The night finished just after 11pm. None of us were in a fit state to drive so all checked into our hotel rooms. I had hoped to meet up in the morning, however by the time I woke up with a pounding hangover, Nicky had already left back for Scotland. Instead of waiting at the hotel I took a walk around Manchester City Centre, sitting briefly in Piccadilly Gardens. Although nice, it couldn’t compete with South Park and a dog on a leash would not stop barking nearby. I got up and found somewhere to have a full English breakfast and a black coffee, before feeling alert enough to prepare for my trip home. Sitting in this traffic was beginning to frustrate me.
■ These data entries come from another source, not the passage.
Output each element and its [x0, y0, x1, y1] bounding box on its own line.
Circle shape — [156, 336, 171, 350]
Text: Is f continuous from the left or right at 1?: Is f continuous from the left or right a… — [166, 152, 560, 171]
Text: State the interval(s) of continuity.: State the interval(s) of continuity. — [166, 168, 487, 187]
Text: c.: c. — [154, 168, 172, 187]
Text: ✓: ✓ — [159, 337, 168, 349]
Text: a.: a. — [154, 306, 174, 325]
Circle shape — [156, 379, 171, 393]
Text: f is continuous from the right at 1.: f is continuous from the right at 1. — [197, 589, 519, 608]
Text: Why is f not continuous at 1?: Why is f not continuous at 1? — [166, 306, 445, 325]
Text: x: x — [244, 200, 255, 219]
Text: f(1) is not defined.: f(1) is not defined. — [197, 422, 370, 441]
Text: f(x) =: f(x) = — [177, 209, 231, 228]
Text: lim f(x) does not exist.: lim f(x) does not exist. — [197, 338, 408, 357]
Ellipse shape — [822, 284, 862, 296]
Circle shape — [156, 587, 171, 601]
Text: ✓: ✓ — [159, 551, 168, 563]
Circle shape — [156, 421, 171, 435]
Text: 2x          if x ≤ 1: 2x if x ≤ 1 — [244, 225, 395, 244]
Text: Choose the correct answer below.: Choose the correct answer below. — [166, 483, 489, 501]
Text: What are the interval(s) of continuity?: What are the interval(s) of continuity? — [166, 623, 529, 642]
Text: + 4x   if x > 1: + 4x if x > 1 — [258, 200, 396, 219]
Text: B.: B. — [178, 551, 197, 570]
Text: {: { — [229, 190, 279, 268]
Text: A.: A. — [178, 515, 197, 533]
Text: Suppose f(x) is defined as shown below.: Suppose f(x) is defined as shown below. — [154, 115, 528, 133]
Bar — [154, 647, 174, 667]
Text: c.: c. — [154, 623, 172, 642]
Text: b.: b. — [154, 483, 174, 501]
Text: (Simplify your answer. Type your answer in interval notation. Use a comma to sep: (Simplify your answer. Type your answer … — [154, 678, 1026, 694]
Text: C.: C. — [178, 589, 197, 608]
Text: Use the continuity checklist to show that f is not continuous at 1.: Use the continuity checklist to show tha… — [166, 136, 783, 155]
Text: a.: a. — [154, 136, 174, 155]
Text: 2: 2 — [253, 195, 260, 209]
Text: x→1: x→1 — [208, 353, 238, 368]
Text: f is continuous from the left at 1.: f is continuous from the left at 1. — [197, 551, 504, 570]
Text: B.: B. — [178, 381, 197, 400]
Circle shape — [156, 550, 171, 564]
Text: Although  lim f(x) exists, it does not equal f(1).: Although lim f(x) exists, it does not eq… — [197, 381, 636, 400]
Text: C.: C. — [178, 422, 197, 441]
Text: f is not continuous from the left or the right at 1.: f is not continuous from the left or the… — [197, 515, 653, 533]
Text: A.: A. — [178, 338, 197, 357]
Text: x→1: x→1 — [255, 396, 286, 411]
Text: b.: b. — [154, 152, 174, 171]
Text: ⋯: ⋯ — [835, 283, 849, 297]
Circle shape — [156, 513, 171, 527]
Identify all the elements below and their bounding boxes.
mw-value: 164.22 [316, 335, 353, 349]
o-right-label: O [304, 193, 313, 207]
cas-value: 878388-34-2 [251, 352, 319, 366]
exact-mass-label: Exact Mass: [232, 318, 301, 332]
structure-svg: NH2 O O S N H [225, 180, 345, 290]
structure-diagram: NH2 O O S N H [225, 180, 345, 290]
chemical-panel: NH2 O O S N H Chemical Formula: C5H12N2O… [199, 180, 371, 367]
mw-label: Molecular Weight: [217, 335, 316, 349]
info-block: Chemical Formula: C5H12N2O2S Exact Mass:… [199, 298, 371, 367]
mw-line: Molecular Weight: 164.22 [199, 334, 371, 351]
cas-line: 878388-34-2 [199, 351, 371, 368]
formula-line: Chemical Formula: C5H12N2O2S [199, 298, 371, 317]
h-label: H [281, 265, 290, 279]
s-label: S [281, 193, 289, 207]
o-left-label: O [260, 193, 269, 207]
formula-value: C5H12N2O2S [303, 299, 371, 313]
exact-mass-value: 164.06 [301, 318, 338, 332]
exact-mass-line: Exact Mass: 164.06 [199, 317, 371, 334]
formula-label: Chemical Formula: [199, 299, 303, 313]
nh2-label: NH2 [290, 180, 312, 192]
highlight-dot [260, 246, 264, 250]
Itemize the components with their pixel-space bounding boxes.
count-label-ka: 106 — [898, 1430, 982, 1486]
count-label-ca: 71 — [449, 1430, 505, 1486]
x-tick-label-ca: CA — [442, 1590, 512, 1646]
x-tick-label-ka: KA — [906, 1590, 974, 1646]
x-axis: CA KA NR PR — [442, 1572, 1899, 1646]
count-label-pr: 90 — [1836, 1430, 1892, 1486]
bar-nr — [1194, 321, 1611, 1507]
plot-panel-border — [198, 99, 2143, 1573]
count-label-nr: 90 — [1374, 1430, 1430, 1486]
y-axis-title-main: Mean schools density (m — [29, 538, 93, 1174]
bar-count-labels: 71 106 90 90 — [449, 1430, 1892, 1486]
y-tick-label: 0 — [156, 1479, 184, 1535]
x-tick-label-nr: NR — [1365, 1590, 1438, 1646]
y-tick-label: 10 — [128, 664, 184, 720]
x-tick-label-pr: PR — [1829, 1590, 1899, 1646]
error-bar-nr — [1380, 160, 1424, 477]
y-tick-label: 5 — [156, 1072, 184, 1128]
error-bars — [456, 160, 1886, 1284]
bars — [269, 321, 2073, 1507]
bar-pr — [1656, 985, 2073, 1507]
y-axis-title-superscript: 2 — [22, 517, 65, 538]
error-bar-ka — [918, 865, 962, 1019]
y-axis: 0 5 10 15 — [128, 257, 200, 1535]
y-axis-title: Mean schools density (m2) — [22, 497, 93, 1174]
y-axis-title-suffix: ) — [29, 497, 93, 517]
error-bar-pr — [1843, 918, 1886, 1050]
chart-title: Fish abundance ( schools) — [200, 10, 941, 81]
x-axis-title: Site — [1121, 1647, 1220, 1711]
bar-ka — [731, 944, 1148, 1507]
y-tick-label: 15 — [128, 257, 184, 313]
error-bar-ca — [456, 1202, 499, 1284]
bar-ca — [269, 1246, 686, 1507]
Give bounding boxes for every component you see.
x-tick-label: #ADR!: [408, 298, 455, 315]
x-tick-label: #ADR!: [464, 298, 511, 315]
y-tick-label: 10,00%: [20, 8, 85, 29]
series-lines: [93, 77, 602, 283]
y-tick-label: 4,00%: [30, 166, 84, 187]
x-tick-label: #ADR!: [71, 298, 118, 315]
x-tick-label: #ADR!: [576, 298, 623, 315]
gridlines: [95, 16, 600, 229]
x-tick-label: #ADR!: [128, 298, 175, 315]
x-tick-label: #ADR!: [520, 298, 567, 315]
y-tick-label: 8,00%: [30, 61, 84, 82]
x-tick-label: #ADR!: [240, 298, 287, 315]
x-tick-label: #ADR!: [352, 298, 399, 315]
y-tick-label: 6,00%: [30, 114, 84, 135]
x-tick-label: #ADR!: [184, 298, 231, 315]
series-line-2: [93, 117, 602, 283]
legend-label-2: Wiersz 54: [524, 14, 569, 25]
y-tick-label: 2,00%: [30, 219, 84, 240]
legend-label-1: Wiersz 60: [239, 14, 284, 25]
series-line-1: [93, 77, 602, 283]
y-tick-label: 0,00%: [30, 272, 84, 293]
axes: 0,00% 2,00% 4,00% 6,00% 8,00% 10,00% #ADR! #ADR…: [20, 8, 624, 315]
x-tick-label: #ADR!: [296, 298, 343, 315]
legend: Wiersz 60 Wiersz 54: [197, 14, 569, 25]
I missed the start of the England v Spain quarter final hours ago. I had switched the car radio off when it had gone to penalties and I was too scared to turn it back on. We’ve lost, I just know it, and I don’t want my good mood ruined. Tomorrow I am out again with local friends for my birthday, but part of me feels sad that my two worlds of past and present never get the chance to collide. A host city or date for next year’s meet-up has yet to be decided but I kind of miss them all already. I have grown to appreciate the short amount of time we get together, as I know one day, one by one, seats at the table will become empty.